Shares of pharmaceutical major Daiichi Sankyo Co. ended unchanged in the buoyant market, shrugging off another Nikkei report the company was expected to book losses of more than 300 billion yen ($3.3 billion) for the April-December period because of the declining stock price of Ranbaxy Laboratories, the Indian generic drugmaker it acquired in November.
Shares of All Nippon Airways slipped 0.9% on reports citing a Yomiuri newspaper report that the airline will scrap plans to buy Airbus' A380 jumbo aircraft, as both All Nippon and bigger rival Japan Airlines Corp. plan to slash spending. JAL stock added 0.5%.
Among banks, Mitsubishi UFJ Financial Group advanced 4% and Mizuho Financial Group surged 13.3% in the buoyant market, ignoring wire reports citing the Mainichi Shimbun newspaper that the lenders were likely to have posted a loss in the last quarter of 2008.
Resource stocks rallied after February crude-oil futures gained as much as 79 cents to $47.13 a barrel in electronic trading, after climbing $1.74 to close at $46.34 a barrel Friday on the New York Mercantile Exchange. See full story.
BHP Billiton advanced 2.8% and Rio Tinto spiked 7.9% in Sydney. Elsewhere, Inpex Corp. added 3.3% in Tokyo, Cnooc soared 4.7% in Hong Kong and Oil & Natural Gas Corp. rose 1% in Mumbai.

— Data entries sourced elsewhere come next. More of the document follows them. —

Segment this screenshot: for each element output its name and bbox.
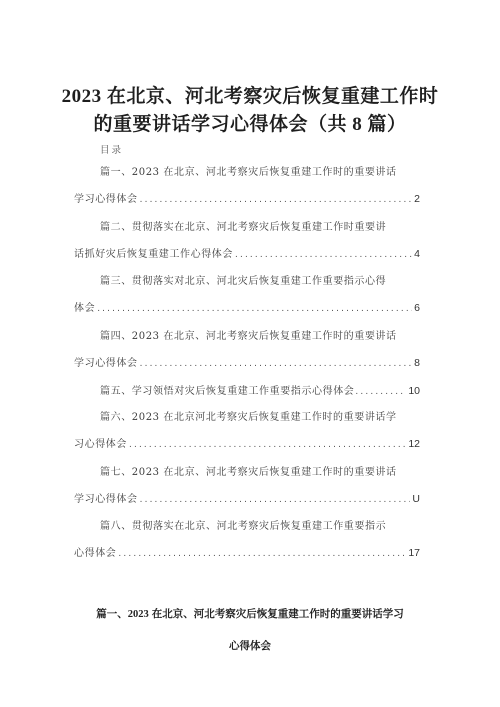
title-year: 2023 (62, 86, 102, 107)
document-title: 2023 在北京、河北考察灾后恢复重建工作时 的重要讲话学习心得体会（共 8 篇… (60, 83, 440, 139)
title-line-2: 的重要讲话学习心得体会（共 8 篇） (60, 111, 440, 139)
toc-entry-1[interactable]: 篇一、2023 在北京、河北考察灾后恢复重建工作时的重要讲话 学习心得体会 ..… (74, 166, 420, 221)
title-article-count: 8 (352, 114, 362, 135)
toc-page-number: 2 (414, 192, 420, 206)
toc-entry-title: 篇二、贯彻落实在北京、河北考察灾后恢复重建工作时重要讲 (100, 221, 386, 235)
toc-entry-continuation: 话抓好灾后恢复重建工作心得体会 ........................… (74, 247, 420, 262)
dot-leader: ........................................… (235, 248, 412, 262)
section-heading-year: 2023 (128, 609, 149, 620)
toc-entry-title: 篇四、2023 在北京、河北考察灾后恢复重建工作时的重要讲话 (100, 330, 397, 344)
toc-entry-title: 篇五、学习领悟对灾后恢复重建工作重要指示心得体会 (100, 385, 354, 399)
toc-entry-title-cont: 学习心得体会 (74, 357, 138, 371)
toc-entry-title-cont: 体会 (74, 302, 95, 316)
toc-page-number: 6 (414, 301, 420, 315)
toc-page-number: 17 (408, 546, 420, 560)
toc-entry-4[interactable]: 篇四、2023 在北京、河北考察灾后恢复重建工作时的重要讲话 学习心得体会 ..… (74, 330, 420, 385)
section-heading-line-1: 篇一、2023 在北京、河北考察灾后恢复重建工作时的重要讲话学习 (40, 607, 460, 622)
toc-label: 目录 (100, 142, 123, 156)
toc-entry-single-line: 篇五、学习领悟对灾后恢复重建工作重要指示心得体会 .......... 10 (100, 384, 420, 399)
toc-entry-title: 篇七、2023 在北京、河北考察灾后恢复重建工作时的重要讲话 (100, 466, 397, 480)
toc-entry-continuation: 学习心得体会 .................................… (74, 356, 420, 371)
title-line-1: 2023 在北京、河北考察灾后恢复重建工作时 (60, 83, 440, 111)
toc-entry-continuation: 体会 .....................................… (74, 301, 420, 316)
dot-leader: ........................................… (129, 438, 406, 452)
section-heading-line-2: 心得体会 (40, 639, 460, 653)
toc-entry-continuation: 心得体会 ...................................… (74, 546, 420, 561)
toc-entry-title-cont: 话抓好灾后恢复重建工作心得体会 (74, 248, 233, 262)
dot-leader: ........................................… (97, 302, 412, 316)
dot-leader: ........................................… (118, 547, 406, 561)
toc-entry-continuation: 习心得体会 ..................................… (74, 437, 420, 452)
dot-leader: .......... (355, 385, 407, 399)
dot-leader: ........................................… (140, 493, 411, 507)
document-page: 2023 在北京、河北考察灾后恢复重建工作时 的重要讲话学习心得体会（共 8 篇… (0, 0, 500, 707)
toc-entry-5[interactable]: 篇五、学习领悟对灾后恢复重建工作重要指示心得体会 .......... 10 (74, 384, 420, 411)
toc-page-number: 12 (408, 437, 420, 451)
toc-entry-continuation: 学习心得体会 .................................… (74, 192, 420, 207)
toc-page-number: 8 (414, 356, 420, 370)
section-heading-rest: 在北京、河北考察灾后恢复重建工作时的重要讲话学习 (149, 608, 404, 620)
toc-entry-title: 篇一、2023 在北京、河北考察灾后恢复重建工作时的重要讲话 (100, 166, 397, 180)
toc-entry-2[interactable]: 篇二、贯彻落实在北京、河北考察灾后恢复重建工作时重要讲 话抓好灾后恢复重建工作心… (74, 221, 420, 276)
toc-entry-title-cont: 心得体会 (74, 547, 116, 561)
toc-page-number: 10 (408, 384, 420, 398)
dot-leader: ........................................… (140, 357, 413, 371)
toc-entry-title-cont: 习心得体会 (74, 438, 127, 452)
toc-entry-3[interactable]: 篇三、贯彻落实对北京、河北灾后恢复重建工作重要指示心得 体会 .........… (74, 275, 420, 330)
dot-leader: ........................................… (140, 193, 413, 207)
table-of-contents: 篇一、2023 在北京、河北考察灾后恢复重建工作时的重要讲话 学习心得体会 ..… (74, 166, 420, 575)
toc-entry-6[interactable]: 篇六、2023 在北京河北考察灾后恢复重建工作时的重要讲话学 习心得体会 ...… (74, 411, 420, 466)
toc-entry-7[interactable]: 篇七、2023 在北京、河北考察灾后恢复重建工作时的重要讲话 学习心得体会 ..… (74, 466, 420, 521)
title-line-2-text-b: 篇） (362, 114, 406, 135)
title-line-1-text: 在北京、河北考察灾后恢复重建工作时 (102, 86, 439, 107)
toc-entry-continuation: 学习心得体会 .................................… (74, 492, 420, 507)
toc-entry-8[interactable]: 篇八、贯彻落实在北京、河北考察灾后恢复重建工作重要指示 心得体会 .......… (74, 520, 420, 575)
toc-entry-title: 篇六、2023 在北京河北考察灾后恢复重建工作时的重要讲话学 (100, 411, 397, 425)
section-heading: 篇一、2023 在北京、河北考察灾后恢复重建工作时的重要讲话学习 心得体会 (40, 607, 460, 653)
toc-entry-title-cont: 学习心得体会 (74, 493, 138, 507)
toc-page-number: U (412, 492, 420, 506)
section-heading-prefix: 篇一、 (96, 608, 128, 620)
title-line-2-text-a: 的重要讲话学习心得体会（共 (93, 114, 352, 135)
toc-entry-title: 篇三、贯彻落实对北京、河北灾后恢复重建工作重要指示心得 (100, 275, 386, 289)
toc-page-number: 4 (414, 247, 420, 261)
toc-entry-title-cont: 学习心得体会 (74, 193, 138, 207)
toc-entry-title: 篇八、贯彻落实在北京、河北考察灾后恢复重建工作重要指示 (100, 520, 386, 534)
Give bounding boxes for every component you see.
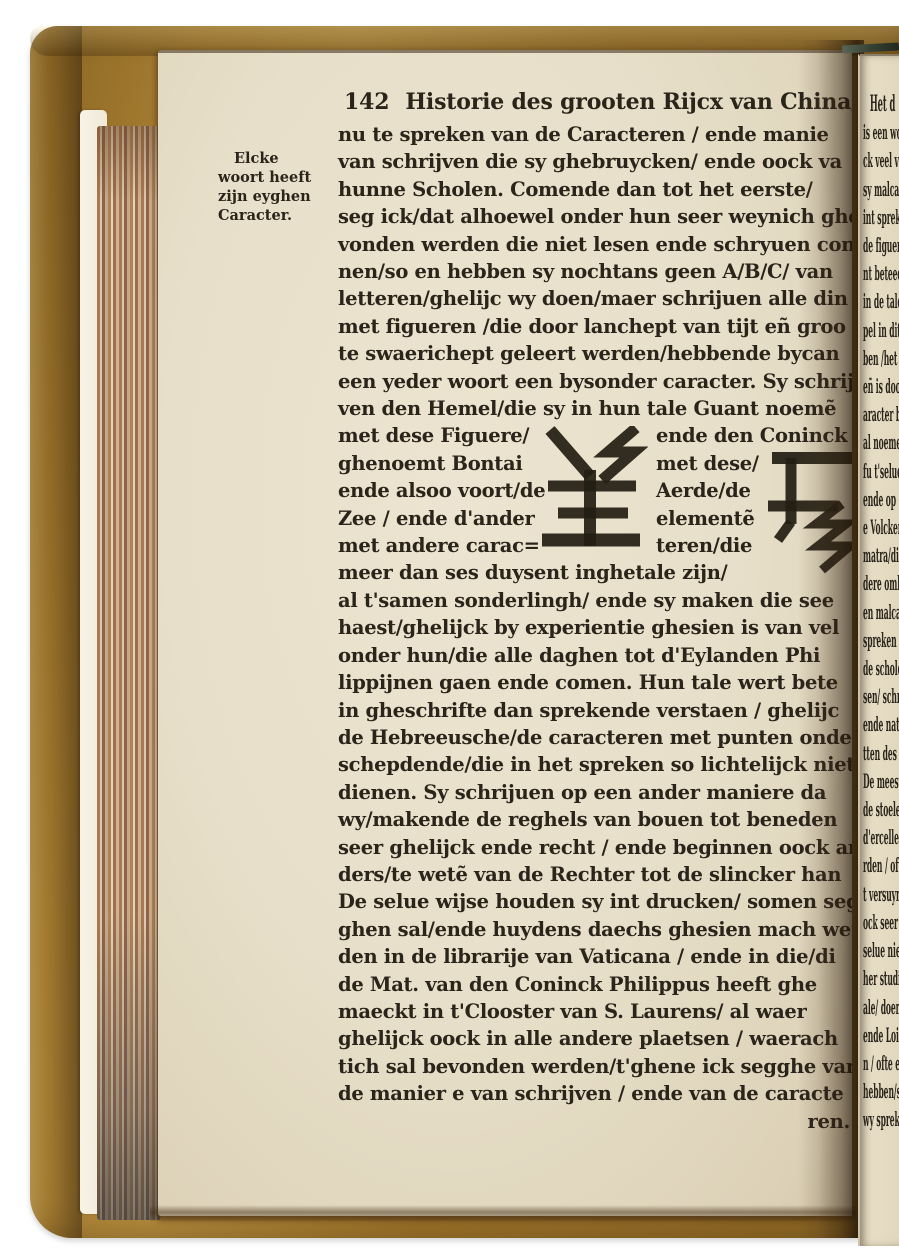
recto-text-line: tten des Rij: [863, 739, 899, 767]
text-line: De selue wijse houden sy int drucken/ so…: [338, 888, 852, 915]
bottom-edge-shadow: [150, 1205, 856, 1221]
text-line: wy/makende de reghels van bouen tot bene…: [338, 806, 852, 833]
running-header: 142Historie des grooten Rijcx van China/: [344, 89, 852, 115]
recto-lines: is een wondeck veel versesy malcandeint …: [863, 118, 899, 1133]
main-text-block: nu te spreken van de Caracteren / ende m…: [338, 121, 852, 1135]
text-line: van schrijven die sy ghebruycken/ ende o…: [338, 148, 852, 175]
recto-text-line: de figuere: [863, 231, 899, 259]
recto-text-line: wy spreke: [863, 1105, 899, 1133]
recto-text-line: sen/ schrijue: [863, 682, 899, 710]
text-line: dienen. Sy schrijuen op een ander manier…: [338, 779, 852, 806]
text-line: ghelijck oock in alle andere plaetsen / …: [338, 1025, 852, 1052]
figure-left-text: met dese Figuere/ghenoemt Bontaiende als…: [338, 422, 545, 559]
text-line: vonden werden die niet lesen ende schryu…: [338, 231, 852, 258]
page-number: 142: [344, 89, 389, 115]
recto-text-line: int spreken/: [863, 203, 899, 231]
book: 142Historie des grooten Rijcx van China/…: [0, 0, 899, 1260]
text-line: den in de librarije van Vaticana / ende …: [338, 943, 852, 970]
recto-text-line: in de tale be: [863, 287, 899, 315]
recto-text-line: de stoelen: [863, 795, 899, 823]
text-line: de manier e van schrijven / ende van de …: [338, 1080, 852, 1107]
figure-row: met dese Figuere/ghenoemt Bontaiende als…: [338, 422, 852, 559]
margin-note-line: Caracter.: [218, 206, 336, 225]
recto-text-line: n / ofte een: [863, 1049, 899, 1077]
recto-text-line: De meest: [863, 767, 899, 795]
text-line: seer ghelijck ende recht / ende beginnen…: [338, 834, 852, 861]
recto-running-header: Het d: [870, 90, 899, 118]
margin-note-line: zijn eyghen: [218, 187, 336, 206]
text-line: met figueren /die door lanchept van tijt…: [338, 313, 852, 340]
text-line: te swaerichept geleert werden/hebbende b…: [338, 340, 852, 367]
recto-text-line: is een wonde: [863, 118, 899, 146]
text-line: onder hun/die alle daghen tot d'Eylanden…: [338, 642, 852, 669]
running-title: Historie des grooten Rijcx van China/: [405, 89, 852, 115]
recto-text-line: selue niet: [863, 936, 899, 964]
text-line: de Hebreeusche/de caracteren met punten …: [338, 724, 852, 751]
text-line: maeckt in t'Clooster van S. Laurens/ al …: [338, 998, 852, 1025]
recto-text-line: al noemen: [863, 428, 899, 456]
text-line: ghenoemt Bontai: [338, 450, 545, 477]
text-line: met dese Figuere/: [338, 422, 545, 449]
recto-text-line: pel in dit tec: [863, 316, 899, 344]
recto-text-line: eñ is door t: [863, 372, 899, 400]
text-line: een yeder woort een bysonder caracter. S…: [338, 368, 852, 395]
text-line: haest/ghelijck by experientie ghesien is…: [338, 614, 852, 641]
recto-page-strip: Het d is een wondeck veel versesy malcan…: [858, 54, 899, 1246]
recto-text-line: spreken en: [863, 626, 899, 654]
recto-text-line: d'ercellent: [863, 823, 899, 851]
recto-text-line: e Volcken: [863, 513, 899, 541]
text-block-lower: meer dan ses duysent inghetale zijn/al t…: [338, 559, 852, 1107]
text-line: Zee / ende d'ander: [338, 505, 545, 532]
text-line: schepdende/die in het spreken so lichtel…: [338, 751, 852, 778]
text-line: ende alsoo voort/de: [338, 477, 545, 504]
gutter-shadow: [798, 40, 864, 1238]
recto-text-line: dere omlig: [863, 569, 899, 597]
text-line: al t'samen sonderlingh/ ende sy maken di…: [338, 587, 852, 614]
recto-text-line: ende op de: [863, 485, 899, 513]
text-block-fore-edge: [97, 126, 161, 1220]
recto-text-line: aracter bek: [863, 400, 899, 428]
text-line: de Mat. van den Coninck Philippus heeft …: [338, 971, 852, 998]
text-line: letteren/ghelijc wy doen/maer schrijuen …: [338, 285, 852, 312]
recto-text-line: rden / oft i: [863, 851, 899, 879]
closing-word: ren.: [338, 1108, 850, 1135]
recto-text-line: ben /het wel: [863, 344, 899, 372]
recto-text-line: ende natuerl: [863, 710, 899, 738]
chinese-character-woodcut-1: [536, 426, 648, 556]
recto-text-line: ock seer an: [863, 908, 899, 936]
text-line: ghen sal/ende huydens daechs ghesien mac…: [338, 916, 852, 943]
text-line: nu te spreken van de Caracteren / ende m…: [338, 121, 852, 148]
recto-text-line: nt beteecken: [863, 259, 899, 287]
photo-of-antique-book: { "colors":{ "background":"#ffffff", "le…: [0, 0, 899, 1260]
text-line: tich sal bevonden werden/t'ghene ick seg…: [338, 1053, 852, 1080]
recto-text-line: de scholen: [863, 654, 899, 682]
margin-note: Elckewoort heeftzijn eyghenCaracter.: [218, 149, 336, 225]
text-line: nen/so en hebben sy nochtans geen A/B/C/…: [338, 258, 852, 285]
recto-text: Het d is een wondeck veel versesy malcan…: [863, 56, 899, 1134]
recto-text-line: sy malcande: [863, 175, 899, 203]
text-line: hunne Scholen. Comende dan tot het eerst…: [338, 176, 852, 203]
text-line: seg ick/dat alhoewel onder hun seer weyn…: [338, 203, 852, 230]
recto-text-line: en malcand: [863, 598, 899, 626]
text-line: in gheschrifte dan sprekende verstaen / …: [338, 697, 852, 724]
recto-text-line: her studi: [863, 964, 899, 992]
text-line: ven den Hemel/die sy in hun tale Guant n…: [338, 395, 852, 422]
verso-page: 142Historie des grooten Rijcx van China/…: [158, 50, 852, 1216]
margin-note-line: woort heeft: [218, 168, 336, 187]
recto-text-line: fu t'selue gh: [863, 457, 899, 485]
margin-note-line: Elcke: [218, 149, 336, 168]
text-line: ders/te wetẽ van de Rechter tot de slinc…: [338, 861, 852, 888]
recto-text-line: ck veel verse: [863, 146, 899, 174]
text-line: lippijnen gaen ende comen. Hun tale wert…: [338, 669, 852, 696]
text-block-upper: nu te spreken van de Caracteren / ende m…: [338, 121, 852, 422]
recto-text-line: hebben/so: [863, 1077, 899, 1105]
recto-text-line: matra/die b: [863, 541, 899, 569]
text-line: met andere carac=: [338, 532, 545, 559]
recto-text-line: ende Loit: [863, 1021, 899, 1049]
recto-text-line: ale/ doen: [863, 993, 899, 1021]
recto-text-line: t versuym: [863, 880, 899, 908]
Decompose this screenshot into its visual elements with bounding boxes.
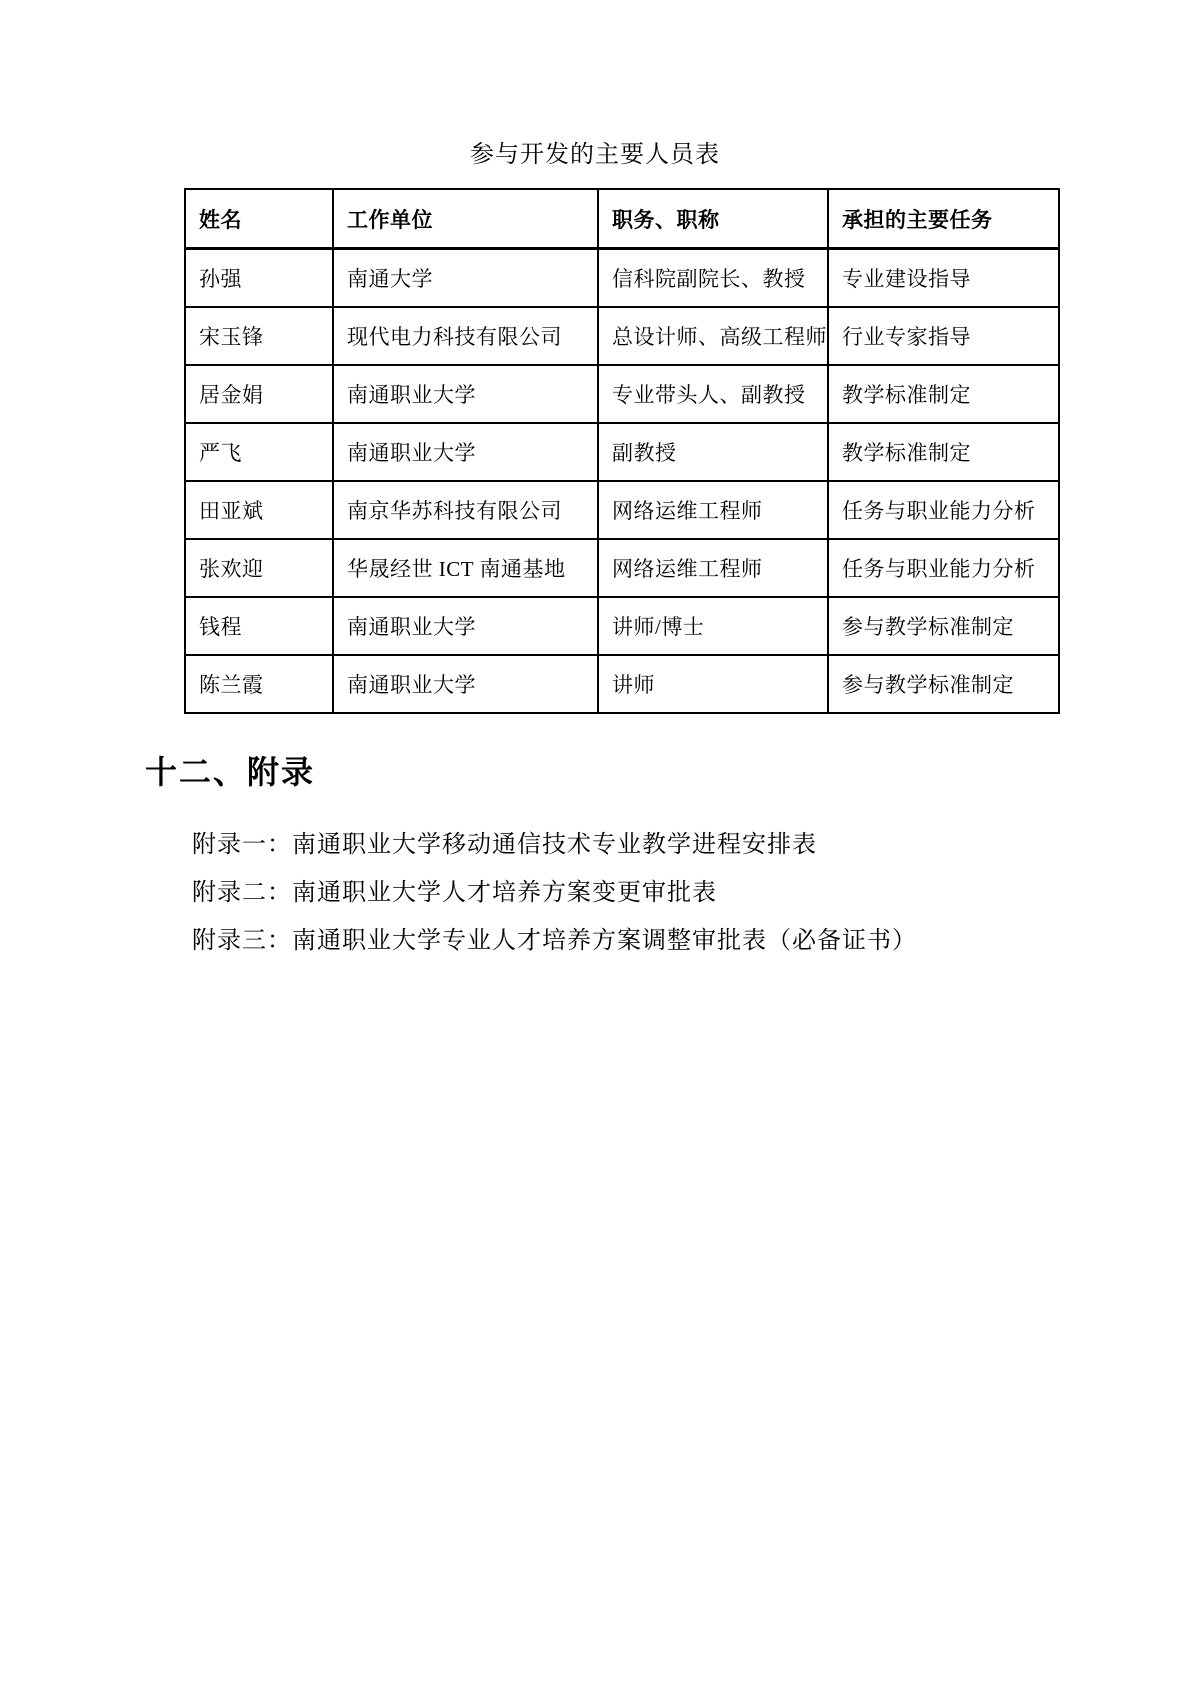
main-task-cell: 教学标准制定 (828, 365, 1059, 423)
position-title-cell: 网络运维工程师 (598, 481, 828, 539)
main-task-cell: 行业专家指导 (828, 307, 1059, 365)
table-row: 钱程 南通职业大学 讲师/博士 参与教学标准制定 (185, 597, 1059, 655)
position-title-cell: 总设计师、高级工程师 (598, 307, 828, 365)
work-unit-cell: 现代电力科技有限公司 (333, 307, 598, 365)
work-unit-cell: 南通职业大学 (333, 597, 598, 655)
name-cell: 居金娟 (185, 365, 333, 423)
name-cell: 孙强 (185, 249, 333, 308)
work-unit-cell: 南通大学 (333, 249, 598, 308)
table-row: 宋玉锋 现代电力科技有限公司 总设计师、高级工程师 行业专家指导 (185, 307, 1059, 365)
table-row: 孙强 南通大学 信科院副院长、教授 专业建设指导 (185, 249, 1059, 308)
position-title-cell: 网络运维工程师 (598, 539, 828, 597)
header-name: 姓名 (185, 189, 333, 249)
main-task-cell: 教学标准制定 (828, 423, 1059, 481)
name-cell: 田亚斌 (185, 481, 333, 539)
section-heading-appendix: 十二、附录 (145, 753, 315, 791)
main-task-cell: 参与教学标准制定 (828, 597, 1059, 655)
table-row: 张欢迎 华晟经世 ICT 南通基地 网络运维工程师 任务与职业能力分析 (185, 539, 1059, 597)
table-row: 严飞 南通职业大学 副教授 教学标准制定 (185, 423, 1059, 481)
name-cell: 钱程 (185, 597, 333, 655)
table-header-row: 姓名 工作单位 职务、职称 承担的主要任务 (185, 189, 1059, 249)
appendix-item-3: 附录三：南通职业大学专业人才培养方案调整审批表（必备证书） (192, 917, 917, 965)
main-task-cell: 任务与职业能力分析 (828, 481, 1059, 539)
name-cell: 陈兰霞 (185, 655, 333, 713)
position-title-cell: 信科院副院长、教授 (598, 249, 828, 308)
work-unit-cell: 南通职业大学 (333, 365, 598, 423)
name-cell: 张欢迎 (185, 539, 333, 597)
table-row: 居金娟 南通职业大学 专业带头人、副教授 教学标准制定 (185, 365, 1059, 423)
main-task-cell: 专业建设指导 (828, 249, 1059, 308)
appendix-list: 附录一：南通职业大学移动通信技术专业教学进程安排表 附录二：南通职业大学人才培养… (192, 821, 917, 965)
main-task-cell: 任务与职业能力分析 (828, 539, 1059, 597)
name-cell: 严飞 (185, 423, 333, 481)
table-row: 陈兰霞 南通职业大学 讲师 参与教学标准制定 (185, 655, 1059, 713)
main-task-cell: 参与教学标准制定 (828, 655, 1059, 713)
appendix-item-2: 附录二：南通职业大学人才培养方案变更审批表 (192, 869, 917, 917)
header-position-title: 职务、职称 (598, 189, 828, 249)
work-unit-cell: 华晟经世 ICT 南通基地 (333, 539, 598, 597)
appendix-item-1: 附录一：南通职业大学移动通信技术专业教学进程安排表 (192, 821, 917, 869)
table-row: 田亚斌 南京华苏科技有限公司 网络运维工程师 任务与职业能力分析 (185, 481, 1059, 539)
table-title: 参与开发的主要人员表 (158, 140, 1032, 170)
header-main-task: 承担的主要任务 (828, 189, 1059, 249)
position-title-cell: 讲师/博士 (598, 597, 828, 655)
header-work-unit: 工作单位 (333, 189, 598, 249)
name-cell: 宋玉锋 (185, 307, 333, 365)
document-page: 参与开发的主要人员表 姓名 工作单位 职务、职称 承担的主要任务 孙强 南通大学… (0, 0, 1191, 1684)
work-unit-cell: 南通职业大学 (333, 423, 598, 481)
personnel-table: 姓名 工作单位 职务、职称 承担的主要任务 孙强 南通大学 信科院副院长、教授 … (184, 188, 1060, 714)
position-title-cell: 专业带头人、副教授 (598, 365, 828, 423)
work-unit-cell: 南京华苏科技有限公司 (333, 481, 598, 539)
position-title-cell: 讲师 (598, 655, 828, 713)
work-unit-cell: 南通职业大学 (333, 655, 598, 713)
position-title-cell: 副教授 (598, 423, 828, 481)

In other news, Israeli tanks and troops appeared to have pushed deep into northern Gaza by Sunday afternoon after pouring into the territory Saturday night as the Jewish state launched a ground assault against the militant group Hamas. The land attack marked an escalation of an Israeli offensive that Palestinian hospital officials said had left as many as 470 Gazans dead since it began on Dec. 27.
Still, the tensions were "not enough" to boost crude prices over $50 a barrel, said Koichi Murakami, an analyst with Daiichi Shohin; "real demand remains weak. Unless the Gaza conflict leads to some real supply disruptions in the Middle East," the gains will soon run out of steam, they said.
Friday on Wall Street, the Dow Jones Industrial Average jumped 2.95 to 9,034.69 and the S&P 500 Index soared 3.2% to 931.80, while the Nasdaq Composite gained 3.5% to 1,632.21.